Das ILO-169-Übereinkommen ist das einzige internationale Vertragswerk, das einen umfassenden Schutz der Rechte indigener Bevölkerung zum Gegenstand hat. Es ist die Grundlage zur Verbesserung der Lebens- und Arbeitsbedingungen sowie des Gesundheitsund Bildungsstandes der indigenen Völker, da es neben dem Recht auf traditionelles Land und Territorien auch die Verhinderung von Diskriminierung, das Recht auf eine selbstständige Entwicklung und das Recht auf die Aufrechterhaltung der politischen, wirtschaftlichen und sozialen Systeme indigener Völker einschließt. Ebenso soll die traditionelle Rechtsprechung indigener Völker in der Justiz des jeweiligen Landes berücksichtigt werden. Durch die Ratifizierung des Abkommens erhalten indigene Völker in den jeweiligen Ländern die Möglichkeit, diese Rechte auch einzuklagen.
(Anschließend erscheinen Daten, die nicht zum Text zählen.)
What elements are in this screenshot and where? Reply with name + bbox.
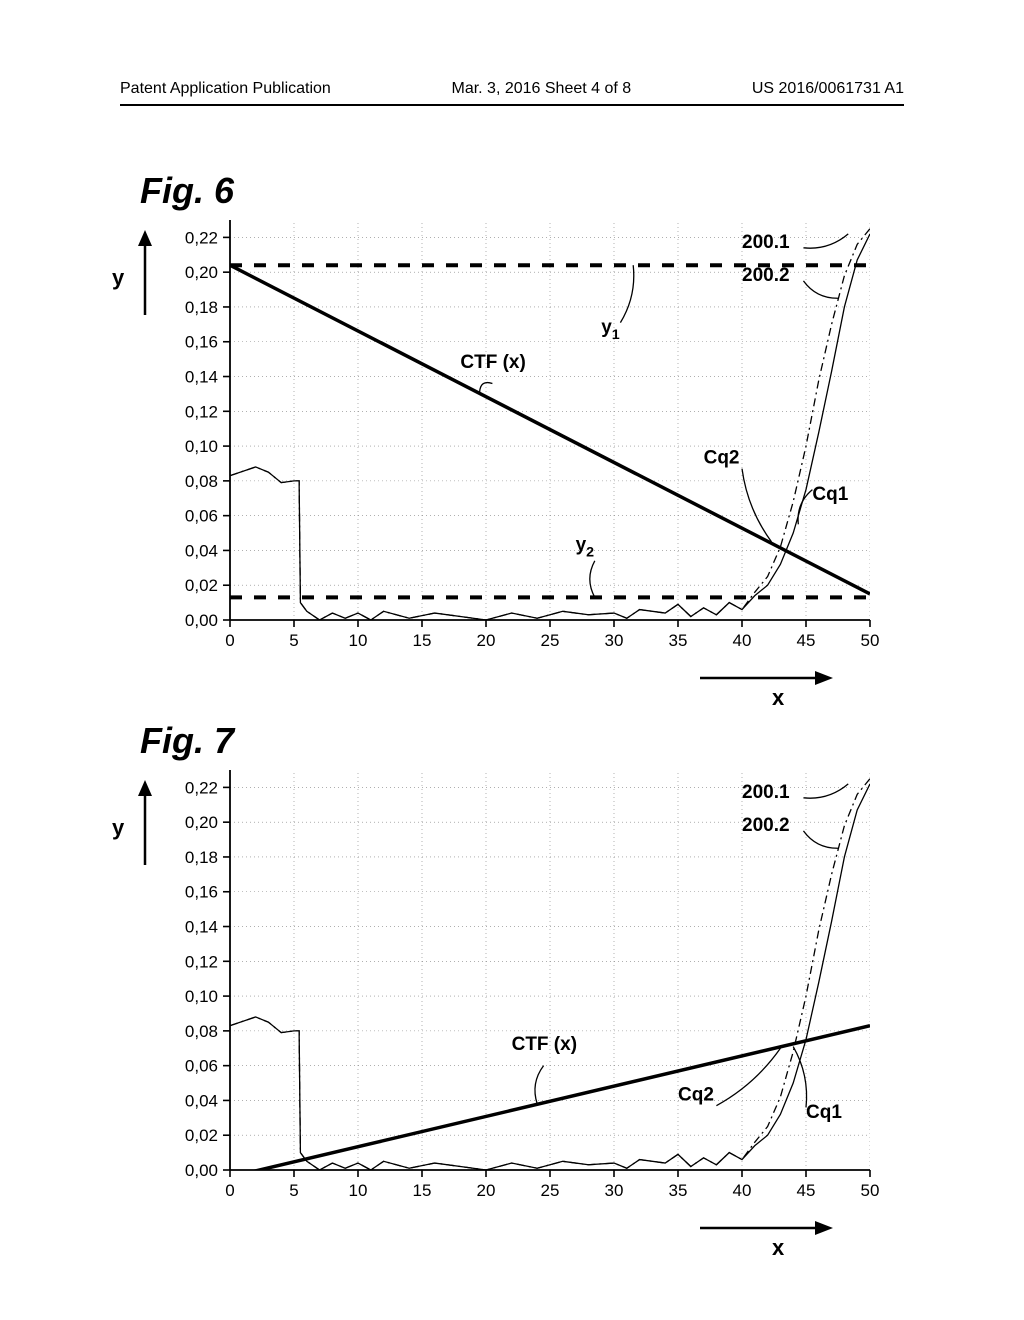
svg-text:CTF (x): CTF (x) — [460, 352, 525, 373]
svg-text:Cq2: Cq2 — [704, 447, 740, 468]
y-axis-arrow-icon-2 — [130, 780, 160, 870]
fig7-x-label: x — [772, 1235, 784, 1261]
svg-text:30: 30 — [605, 1181, 624, 1200]
svg-text:0,18: 0,18 — [185, 298, 218, 317]
patent-header: Patent Application Publication Mar. 3, 2… — [0, 80, 1024, 98]
svg-text:25: 25 — [541, 1181, 560, 1200]
svg-text:45: 45 — [797, 1181, 816, 1200]
svg-text:50: 50 — [861, 631, 880, 650]
svg-text:0,00: 0,00 — [185, 611, 218, 630]
svg-text:15: 15 — [413, 631, 432, 650]
svg-text:35: 35 — [669, 1181, 688, 1200]
svg-text:20: 20 — [477, 631, 496, 650]
svg-text:15: 15 — [413, 1181, 432, 1200]
svg-text:Cq1: Cq1 — [806, 1102, 842, 1123]
fig6-x-label: x — [772, 685, 784, 711]
x-axis-arrow-icon — [695, 668, 835, 688]
svg-text:50: 50 — [861, 1181, 880, 1200]
svg-text:0,12: 0,12 — [185, 952, 218, 971]
svg-text:35: 35 — [669, 631, 688, 650]
svg-text:200.1: 200.1 — [742, 782, 790, 803]
svg-text:40: 40 — [733, 1181, 752, 1200]
svg-text:0,18: 0,18 — [185, 848, 218, 867]
svg-text:0,22: 0,22 — [185, 778, 218, 797]
svg-text:20: 20 — [477, 1181, 496, 1200]
svg-text:0,02: 0,02 — [185, 1126, 218, 1145]
fig6-chart: 0 5 10 15 20 25 30 35 40 45 50 0,00 0,02 0,04 0,06 0,08… — [170, 210, 910, 670]
fig7-y-label: y — [112, 815, 124, 841]
fig7-chart: 0 5 10 15 20 25 30 35 40 45 50 0,00 0,02 0,04 0,06 0,08… — [170, 760, 910, 1220]
svg-text:5: 5 — [289, 631, 298, 650]
svg-text:45: 45 — [797, 631, 816, 650]
svg-text:200.2: 200.2 — [742, 815, 790, 836]
fig6-svg: 0 5 10 15 20 25 30 35 40 45 50 0,00 0,02 0,04 0,06 0,08… — [170, 210, 910, 670]
svg-text:0,22: 0,22 — [185, 228, 218, 247]
svg-text:0,06: 0,06 — [185, 507, 218, 526]
svg-text:0,20: 0,20 — [185, 263, 218, 282]
svg-text:0,08: 0,08 — [185, 1022, 218, 1041]
svg-text:y1: y1 — [601, 317, 620, 343]
y-axis-arrow-icon — [130, 230, 160, 320]
svg-text:0,00: 0,00 — [185, 1161, 218, 1180]
svg-text:0,10: 0,10 — [185, 987, 218, 1006]
svg-text:CTF (x): CTF (x) — [512, 1034, 577, 1055]
svg-text:0,16: 0,16 — [185, 333, 218, 352]
svg-text:Cq1: Cq1 — [812, 484, 848, 505]
svg-text:0,06: 0,06 — [185, 1057, 218, 1076]
header-divider — [120, 104, 904, 106]
svg-text:10: 10 — [349, 1181, 368, 1200]
x-axis-arrow-icon-2 — [695, 1218, 835, 1238]
svg-text:5: 5 — [289, 1181, 298, 1200]
fig7-svg: 0 5 10 15 20 25 30 35 40 45 50 0,00 0,02 0,04 0,06 0,08… — [170, 760, 910, 1220]
svg-text:200.2: 200.2 — [742, 265, 790, 286]
svg-text:200.1: 200.1 — [742, 232, 790, 253]
svg-text:25: 25 — [541, 631, 560, 650]
svg-text:30: 30 — [605, 631, 624, 650]
svg-text:40: 40 — [733, 631, 752, 650]
svg-text:0,14: 0,14 — [185, 918, 218, 937]
svg-text:0: 0 — [225, 631, 234, 650]
svg-text:10: 10 — [349, 631, 368, 650]
svg-text:0,04: 0,04 — [185, 541, 218, 560]
svg-text:0,02: 0,02 — [185, 576, 218, 595]
header-center: Mar. 3, 2016 Sheet 4 of 8 — [451, 80, 631, 98]
fig6-y-label: y — [112, 265, 124, 291]
svg-text:0,08: 0,08 — [185, 472, 218, 491]
svg-text:0,04: 0,04 — [185, 1091, 218, 1110]
header-left: Patent Application Publication — [120, 80, 331, 98]
fig6-title: Fig. 6 — [140, 170, 234, 212]
svg-text:0,14: 0,14 — [185, 368, 218, 387]
svg-text:Cq2: Cq2 — [678, 1084, 714, 1105]
svg-text:0,12: 0,12 — [185, 402, 218, 421]
fig7-title: Fig. 7 — [140, 720, 234, 762]
svg-text:0,20: 0,20 — [185, 813, 218, 832]
svg-text:0,16: 0,16 — [185, 883, 218, 902]
svg-text:0: 0 — [225, 1181, 234, 1200]
header-right: US 2016/0061731 A1 — [752, 80, 904, 98]
svg-text:0,10: 0,10 — [185, 437, 218, 456]
svg-text:y2: y2 — [576, 534, 595, 560]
Bisher haben 22 Staaten das Übereinkommen ratifiziert. In Europa sind dies die Niederlande, Dänemark, Norwegen und Spanien. Eine Ratifizierung Deutschlands als eine der führenden Industrienationen hätte eine deutliche Signalwirkung auch an andere Länder, die dieses Abkommen bisher nicht ratifiziert haben. Darunter auch solche mit bedeutenden Anteilen an indigener Bevölkerung wie die Vereinigten Staaten, Kanada oder Australien.

In Deutschland sind die hier lebenden Minderheiten bereits durch zahlreiche Normen und Übereinkommen geschützt. Dazu zählen u.a. die Europäische Charta für Regional- oder Minderheitensprachen, das Rahmenübereinkommen des Europarates zum Schutz nationaler Minderheiten und spezielle landesrechtliche Regelungen. Das ILO-Übereinkommen 169 richtet sich jedoch an Völker, die ein bestimmtes Territorium als erste besiedelt und genutzt haben und die aus freien Stücken eine kulturelle Besonderheit bewahren. Da es sich bei den Minderheiten in Deutschland nicht um Ureinwohner im Sinne des Übereinkommens handelt, würde eine Ratifikation im Inland für diese keine direkte Wirkung entfalten.

Begründung:

Die Globalisierung hat Industrie- sowie Schwellen- und Entwicklungsländer zusammenrücken lassen, insbesondere auf wirtschaftlichem Gebiet. Mit Großprojekten verbundene Rechtsverletzungen werden meist von transnationalen Großunternehmen begangen. Deshalb sind die Rechte von Angehörigen indigener Völker heutzutage nicht mehr nur rein nationale Angelegenheiten.

Laut den Vereinten Nationen zählen rund 400 Millionen Menschen in über 70 Ländern zu den indigenen Völkern. In einigen Staaten wurden und werden diese Völker bewusst enteignet und unterdrückt, anderswo werden deren Lebensweise, Kultur und soziale Gewohnheiten schlicht ignoriert. Dies hat zur Folge, dass die Angehörigen dieser Völker nur sehr eingeschränkt am politischen und wirtschaftlichen Leben der jeweiligen Mehrheitsgesellschaft teilhaben können. Diese Benachteiligung wird besonders dann deutlich, wenn ihr Lebensumfeld ins Blickfeld nationaler und internationaler wirtschaftlicher Aktivitäten wie Abbau von Bodenschätzen, Infrastruktur-Großprojekte oder Landverkauf rückt und indigene Völker mangels politischer Vertretung und Lobby nur wenige Chancen haben, entsprechende Vorhaben zu verhindern oder zu beeinflussen.